Over 70 cases of damage to properties owned by South Koreans in the US have been reported due to violent protests convulsing across the country, fueled by the police-involved death of an African American man George Floyd, officials here said Tuesday.
The Foreign Ministry said a total of 79 stores operated by Koreans reported damage -- 50 cases in Philadelphia, 10 in Minneapolis, five in Raleigh, North Carolina, and four in Atlanta -- due to looting and vandalism.
No casualties from Korean communities have been reported so far.
Second Vice Foreign Minister Lee Tae-ho presided over an emergency videoconference in the morning, with the consuls of eight Korean diplomatic missions in the country: New York, Boston, Atlanta, Chicago, Houston, Seattle, San Francisco and Los Angeles. The officials from the Korean Embassy in Washington could not participate due to nighttime curfew imposed in the nation’s capital.

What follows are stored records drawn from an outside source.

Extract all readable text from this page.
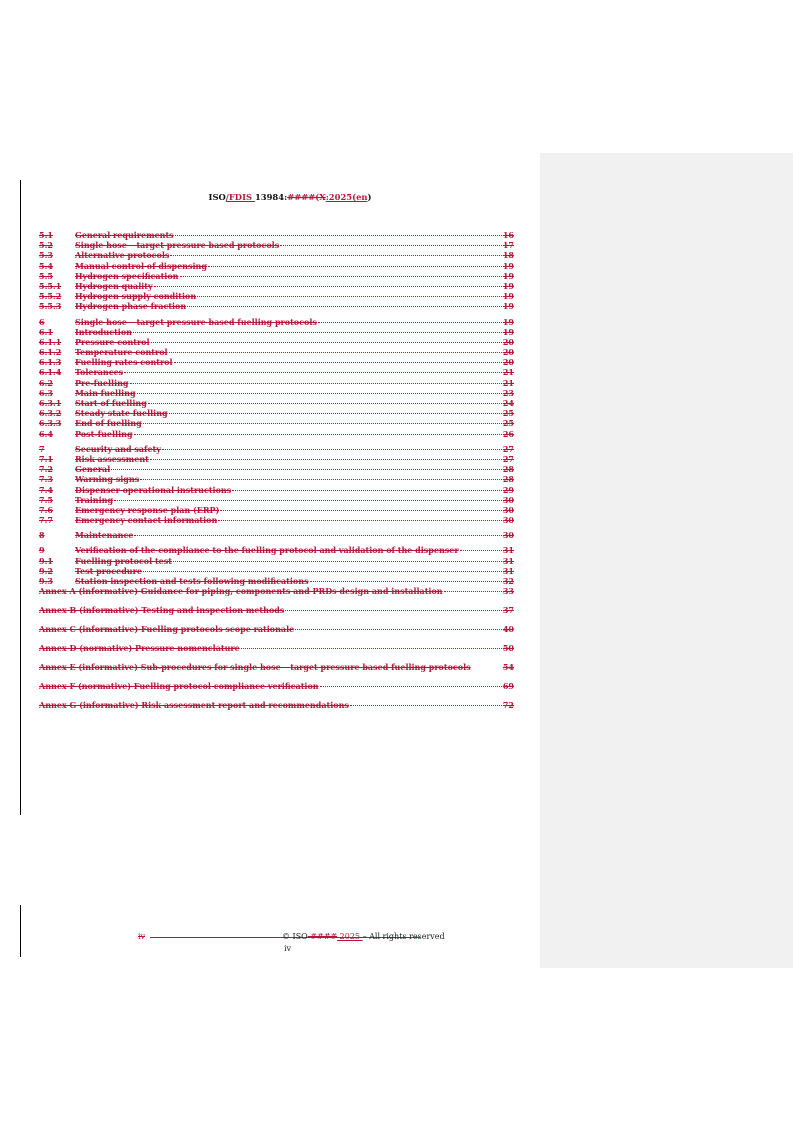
ISO/FDIS 13984:####(X:2025(en)
5.1	General requirements	16
5.2	Single hose – target pressure based protocols	17
5.3	Alternative protocols	18
5.4	Manual control of dispensing	19
5.5	Hydrogen specification	19
5.5.1	Hydrogen quality	19
5.5.2	Hydrogen supply condition	19
5.5.3	Hydrogen phase fraction	19
6	Single hose – target pressure based fuelling protocols	19
6.1	Introduction	19
6.1.1	Pressure control	20
6.1.2	Temperature control	20
6.1.3	Fuelling rates control	20
6.1.4	Tolerances	21
6.2	Pre-fuelling	21
6.3	Main fuelling	23
6.3.1	Start of fuelling	24
6.3.2	Steady state fuelling	25
6.3.3	End of fuelling	25
6.4	Post-fuelling	26
7	Security and safety	27
7.1	Risk assessment	27
7.2	General	28
7.3	Warning signs	28
7.4	Dispenser operational instructions	29
7.5	Training	30
7.6	Emergency response plan (ERP)	30
7.7	Emergency contact information	30
8	Maintenance	30
9	Verification of the compliance to the fuelling protocol and validation of the dispenser	31
9.1	Fuelling protocol test	31
9.2	Test procedure	31
9.3	Station inspection and tests following modifications	32
Annex A (informative) Guidance for piping, components and PRDs design and installation	33
Annex B (informative) Testing and inspection methods	37
Annex C (informative) Fuelling protocols scope rationale	40
Annex D (normative) Pressure nomenclature	50
Annex E (informative) Sub-procedures for single hose – target pressure based fuelling protocols	54
Annex F (normative) Fuelling protocol compliance verification	69
Annex G (informative) Risk assessment report and recommendations	72
iv	© ISO #### 2025 – All rights reserved
iv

During the meeting, the officials reported on the current situation and preventive measures for damages, and discussed ways to deal with the ongoing situation.
“We will identify the extent of damage on Korean nationals in the US and closely cooperate with local missions to secure safety for our nationals and minimize the damage,” a ministry official said.
Demonstrators filled the streets across multiple US cities after Floyd died last week in Minnesota after a white police officer pressed a knee into his neck for nearly nine minutes, ignoring complaints that he could not breathe.
Many of the protests, over Floyd’s death and wider racial discrimination and police brutality, took a violent turn, escalating into rampage of looting shops, vandalizing property, clash with police and arson. At least 5,600 people have been arrested in cities around the US since demonstrations broke out, according to a count by the Associated Press.
US President Donald Trump on Monday (US time) warned of using the military to quell the widespread civil unrest, if cities and states fail to take the actions “necessary to defend the life and property of their residents.”